Companies avoiding raises, looking to other forms of compensation
In lieu of annual raises, employers have been leaning on more creative and less expensive ways to compensate their workers.
Data have shown that more businesses are shelling out perks that aren't as big of a hit to their bottom line, such as free gym memberships, more paid time off and subsidies for transportation.
And in this still-struggling economy, workers are taking these non-raise perks in stride.
According to Joy Schneer, professor of management at Rider University, employers have been more hesitant to give raises, especially on an annual basis, since the start of the recession late last decade.
"They'd rather give one-time things to their employees so that if times turn tough again, they're not locked into raises," she said.
Even a bonus is a safer bet than a salary bump.
"They're only committing to a one-time money figure so if the next year is lean, they just don't give you a bonus," Schneer said.
Luckily for employers, today's younger class of workers is receptive to compensation that may offer them more flexibility as opposed to financial security. They're less focused on saving and retirement and more focused on what they're getting at the moment.
That may not always be the case, though, when the economy eventually finds its footing and gets back to pre-recession performance.
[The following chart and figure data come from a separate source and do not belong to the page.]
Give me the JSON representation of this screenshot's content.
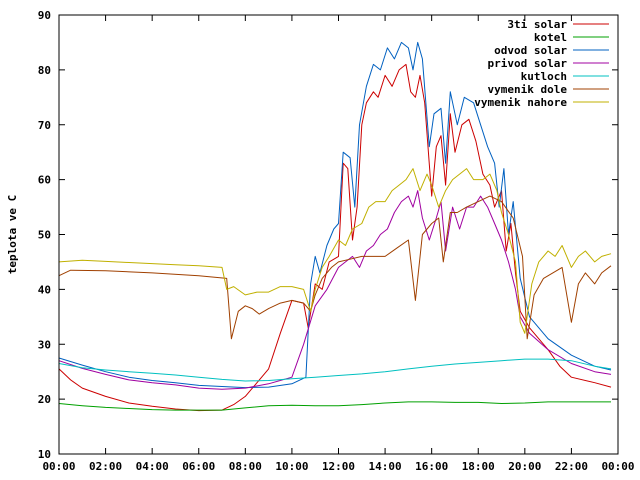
{
  "chart_data": {
    "type": "line",
    "title": "",
    "xlabel": "",
    "ylabel": "teplota ve C",
    "xlim": [
      0,
      24
    ],
    "ylim": [
      10,
      90
    ],
    "grid": false,
    "legend_position": "top-right",
    "x_ticks": [
      "00:00",
      "02:00",
      "04:00",
      "06:00",
      "08:00",
      "10:00",
      "12:00",
      "14:00",
      "16:00",
      "18:00",
      "20:00",
      "22:00",
      "00:00"
    ],
    "y_ticks": [
      "10",
      "20",
      "30",
      "40",
      "50",
      "60",
      "70",
      "80",
      "90"
    ],
    "series": [
      {
        "name": "3ti solar",
        "color": "#cc0000",
        "points": [
          [
            0,
            25.5
          ],
          [
            0.5,
            23.5
          ],
          [
            1,
            22
          ],
          [
            2,
            20.5
          ],
          [
            3,
            19.3
          ],
          [
            4,
            18.7
          ],
          [
            5,
            18.2
          ],
          [
            6,
            17.9
          ],
          [
            7,
            18
          ],
          [
            7.5,
            19
          ],
          [
            8,
            20.5
          ],
          [
            8.5,
            23
          ],
          [
            9,
            25.5
          ],
          [
            9.5,
            32
          ],
          [
            10,
            38
          ],
          [
            10.5,
            37.5
          ],
          [
            10.7,
            33
          ],
          [
            11,
            41
          ],
          [
            11.3,
            40
          ],
          [
            11.6,
            45
          ],
          [
            12,
            46
          ],
          [
            12.2,
            63
          ],
          [
            12.4,
            62
          ],
          [
            12.6,
            49
          ],
          [
            12.8,
            55
          ],
          [
            13,
            70
          ],
          [
            13.2,
            74
          ],
          [
            13.5,
            76
          ],
          [
            13.7,
            75
          ],
          [
            14,
            79
          ],
          [
            14.3,
            77
          ],
          [
            14.6,
            80
          ],
          [
            14.9,
            81
          ],
          [
            15.1,
            76
          ],
          [
            15.3,
            75
          ],
          [
            15.5,
            79
          ],
          [
            15.7,
            74
          ],
          [
            16,
            57
          ],
          [
            16.2,
            66
          ],
          [
            16.4,
            68
          ],
          [
            16.6,
            59
          ],
          [
            16.8,
            72
          ],
          [
            17,
            65
          ],
          [
            17.3,
            70
          ],
          [
            17.6,
            71
          ],
          [
            17.9,
            67
          ],
          [
            18.2,
            61
          ],
          [
            18.5,
            59
          ],
          [
            18.7,
            55
          ],
          [
            19,
            58
          ],
          [
            19.2,
            47
          ],
          [
            19.4,
            52
          ],
          [
            19.6,
            43
          ],
          [
            19.8,
            36
          ],
          [
            20.2,
            33
          ],
          [
            21,
            29
          ],
          [
            21.5,
            26
          ],
          [
            22,
            24
          ],
          [
            23,
            23
          ],
          [
            23.7,
            22.2
          ]
        ]
      },
      {
        "name": "kotel",
        "color": "#00a000",
        "points": [
          [
            0,
            19.2
          ],
          [
            1,
            18.8
          ],
          [
            2,
            18.5
          ],
          [
            3,
            18.3
          ],
          [
            4,
            18.1
          ],
          [
            5,
            18
          ],
          [
            6,
            18
          ],
          [
            7,
            18
          ],
          [
            8,
            18.4
          ],
          [
            9,
            18.8
          ],
          [
            10,
            18.9
          ],
          [
            11,
            18.8
          ],
          [
            12,
            18.8
          ],
          [
            13,
            19
          ],
          [
            14,
            19.3
          ],
          [
            15,
            19.5
          ],
          [
            16,
            19.5
          ],
          [
            17,
            19.4
          ],
          [
            18,
            19.4
          ],
          [
            19,
            19.2
          ],
          [
            20,
            19.3
          ],
          [
            21,
            19.5
          ],
          [
            22,
            19.5
          ],
          [
            23,
            19.5
          ],
          [
            23.7,
            19.5
          ]
        ]
      },
      {
        "name": "odvod solar",
        "color": "#0060c0",
        "points": [
          [
            0,
            27.5
          ],
          [
            1,
            26.2
          ],
          [
            2,
            25
          ],
          [
            3,
            24
          ],
          [
            4,
            23.4
          ],
          [
            5,
            23
          ],
          [
            6,
            22.5
          ],
          [
            7,
            22.3
          ],
          [
            8,
            22.1
          ],
          [
            9,
            22.2
          ],
          [
            10,
            22.8
          ],
          [
            10.6,
            24
          ],
          [
            10.8,
            41
          ],
          [
            11,
            46
          ],
          [
            11.2,
            43
          ],
          [
            11.5,
            48
          ],
          [
            11.8,
            51
          ],
          [
            12,
            52
          ],
          [
            12.2,
            65
          ],
          [
            12.5,
            64
          ],
          [
            12.7,
            55
          ],
          [
            12.9,
            70
          ],
          [
            13.2,
            77
          ],
          [
            13.5,
            81
          ],
          [
            13.8,
            80
          ],
          [
            14.1,
            84
          ],
          [
            14.4,
            82
          ],
          [
            14.7,
            85
          ],
          [
            15,
            84
          ],
          [
            15.2,
            80
          ],
          [
            15.4,
            85
          ],
          [
            15.6,
            82
          ],
          [
            15.9,
            66
          ],
          [
            16.1,
            72
          ],
          [
            16.4,
            73
          ],
          [
            16.6,
            63
          ],
          [
            16.8,
            76
          ],
          [
            17.1,
            70
          ],
          [
            17.4,
            75
          ],
          [
            17.8,
            74
          ],
          [
            18.1,
            70
          ],
          [
            18.4,
            66
          ],
          [
            18.7,
            63
          ],
          [
            18.9,
            55
          ],
          [
            19.1,
            62
          ],
          [
            19.3,
            50
          ],
          [
            19.5,
            56
          ],
          [
            19.8,
            42
          ],
          [
            20.2,
            35
          ],
          [
            21,
            31
          ],
          [
            22,
            28
          ],
          [
            23,
            26
          ],
          [
            23.7,
            25.3
          ]
        ]
      },
      {
        "name": "privod solar",
        "color": "#a000a0",
        "points": [
          [
            0,
            27
          ],
          [
            1,
            25.6
          ],
          [
            2,
            24.5
          ],
          [
            3,
            23.5
          ],
          [
            4,
            23
          ],
          [
            5,
            22.6
          ],
          [
            6,
            22
          ],
          [
            7,
            21.8
          ],
          [
            8,
            22
          ],
          [
            9,
            22.8
          ],
          [
            10,
            24
          ],
          [
            10.5,
            30
          ],
          [
            11,
            37
          ],
          [
            11.5,
            40
          ],
          [
            12,
            44
          ],
          [
            12.3,
            45
          ],
          [
            12.6,
            46
          ],
          [
            12.9,
            44
          ],
          [
            13.2,
            47
          ],
          [
            13.5,
            48
          ],
          [
            13.8,
            50
          ],
          [
            14.1,
            51
          ],
          [
            14.4,
            54
          ],
          [
            14.7,
            56
          ],
          [
            15,
            57
          ],
          [
            15.2,
            55
          ],
          [
            15.4,
            58
          ],
          [
            15.6,
            53
          ],
          [
            15.9,
            49
          ],
          [
            16.2,
            53
          ],
          [
            16.4,
            56
          ],
          [
            16.6,
            47
          ],
          [
            16.9,
            55
          ],
          [
            17.2,
            51
          ],
          [
            17.5,
            55
          ],
          [
            17.8,
            55
          ],
          [
            18.1,
            57
          ],
          [
            18.4,
            55
          ],
          [
            18.7,
            52
          ],
          [
            19,
            49
          ],
          [
            19.3,
            45
          ],
          [
            19.6,
            40
          ],
          [
            19.8,
            35
          ],
          [
            20.2,
            32
          ],
          [
            21,
            29
          ],
          [
            22,
            26.5
          ],
          [
            23,
            25
          ],
          [
            23.7,
            24.5
          ]
        ]
      },
      {
        "name": "kutloch",
        "color": "#00c0c0",
        "points": [
          [
            0,
            26.5
          ],
          [
            1,
            25.7
          ],
          [
            2,
            25.3
          ],
          [
            3,
            25
          ],
          [
            4,
            24.7
          ],
          [
            5,
            24.4
          ],
          [
            6,
            24
          ],
          [
            7,
            23.6
          ],
          [
            8,
            23.3
          ],
          [
            9,
            23.4
          ],
          [
            10,
            23.7
          ],
          [
            11,
            24
          ],
          [
            12,
            24.3
          ],
          [
            13,
            24.6
          ],
          [
            14,
            25
          ],
          [
            15,
            25.5
          ],
          [
            16,
            26
          ],
          [
            17,
            26.4
          ],
          [
            18,
            26.7
          ],
          [
            19,
            27
          ],
          [
            20,
            27.3
          ],
          [
            21,
            27.3
          ],
          [
            22,
            27
          ],
          [
            23,
            26
          ],
          [
            23.7,
            25.5
          ]
        ]
      },
      {
        "name": "vymenik dole",
        "color": "#a04000",
        "points": [
          [
            0,
            42.5
          ],
          [
            0.5,
            43.5
          ],
          [
            2,
            43.4
          ],
          [
            4,
            43
          ],
          [
            6,
            42.5
          ],
          [
            7.2,
            42
          ],
          [
            7.4,
            31
          ],
          [
            7.7,
            36
          ],
          [
            8,
            37
          ],
          [
            8.3,
            36.5
          ],
          [
            8.6,
            35.5
          ],
          [
            9,
            36.5
          ],
          [
            9.5,
            37.5
          ],
          [
            10,
            38
          ],
          [
            10.5,
            37.5
          ],
          [
            10.8,
            36
          ],
          [
            11,
            39
          ],
          [
            11.3,
            42
          ],
          [
            11.7,
            44
          ],
          [
            12,
            45
          ],
          [
            12.5,
            45.5
          ],
          [
            13,
            46
          ],
          [
            13.5,
            46
          ],
          [
            14,
            46
          ],
          [
            14.5,
            47.5
          ],
          [
            15,
            49
          ],
          [
            15.3,
            38
          ],
          [
            15.6,
            50
          ],
          [
            16,
            52
          ],
          [
            16.3,
            53
          ],
          [
            16.5,
            45
          ],
          [
            16.8,
            54
          ],
          [
            17.1,
            54
          ],
          [
            17.5,
            55
          ],
          [
            18,
            56
          ],
          [
            18.5,
            57
          ],
          [
            19,
            56
          ],
          [
            19.5,
            53
          ],
          [
            19.9,
            46
          ],
          [
            20.1,
            31
          ],
          [
            20.4,
            39
          ],
          [
            20.8,
            42
          ],
          [
            21.2,
            43
          ],
          [
            21.6,
            44
          ],
          [
            22,
            34
          ],
          [
            22.3,
            41
          ],
          [
            22.6,
            43
          ],
          [
            23,
            41
          ],
          [
            23.3,
            43
          ],
          [
            23.7,
            44.3
          ]
        ]
      },
      {
        "name": "vymenik nahore",
        "color": "#c0b000",
        "points": [
          [
            0,
            45
          ],
          [
            1,
            45.3
          ],
          [
            2,
            45.1
          ],
          [
            3,
            44.9
          ],
          [
            4,
            44.7
          ],
          [
            5,
            44.5
          ],
          [
            6,
            44.3
          ],
          [
            7,
            44
          ],
          [
            7.2,
            40
          ],
          [
            7.5,
            40.5
          ],
          [
            8,
            39
          ],
          [
            8.5,
            39.5
          ],
          [
            9,
            39.5
          ],
          [
            9.5,
            40.5
          ],
          [
            10,
            40.5
          ],
          [
            10.5,
            40
          ],
          [
            10.8,
            36
          ],
          [
            11,
            40
          ],
          [
            11.3,
            44
          ],
          [
            11.6,
            46
          ],
          [
            12,
            49
          ],
          [
            12.3,
            48
          ],
          [
            12.6,
            51
          ],
          [
            13,
            52
          ],
          [
            13.3,
            55
          ],
          [
            13.6,
            56
          ],
          [
            14,
            56
          ],
          [
            14.3,
            58
          ],
          [
            14.6,
            59
          ],
          [
            14.9,
            60
          ],
          [
            15.2,
            62
          ],
          [
            15.5,
            58
          ],
          [
            15.8,
            61
          ],
          [
            16,
            59
          ],
          [
            16.3,
            55
          ],
          [
            16.6,
            58
          ],
          [
            16.9,
            60
          ],
          [
            17.2,
            61
          ],
          [
            17.5,
            62
          ],
          [
            17.8,
            60
          ],
          [
            18.2,
            60
          ],
          [
            18.5,
            61
          ],
          [
            18.8,
            58
          ],
          [
            19,
            54
          ],
          [
            19.3,
            50
          ],
          [
            19.6,
            45
          ],
          [
            19.8,
            34
          ],
          [
            20,
            32
          ],
          [
            20.3,
            41
          ],
          [
            20.6,
            45
          ],
          [
            21,
            47
          ],
          [
            21.3,
            46
          ],
          [
            21.6,
            48
          ],
          [
            22,
            44
          ],
          [
            22.3,
            46
          ],
          [
            22.6,
            47
          ],
          [
            23,
            45
          ],
          [
            23.3,
            46
          ],
          [
            23.7,
            46.5
          ]
        ]
      }
    ]
  }
}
Many people right now are just happy they have a job and are getting paid, but once there's a general understanding that economic conditions are improving steadily and companies are back on track, workers may demand that increased pay be part of the equation.
"Even the millennials will wise up and say, 'No, I can get more money at this other company, so if you're not going to give me a raise, I'm going to leave,'" Schneer said, noting also that as minimum wage increases, so will the salary expectations of all workers.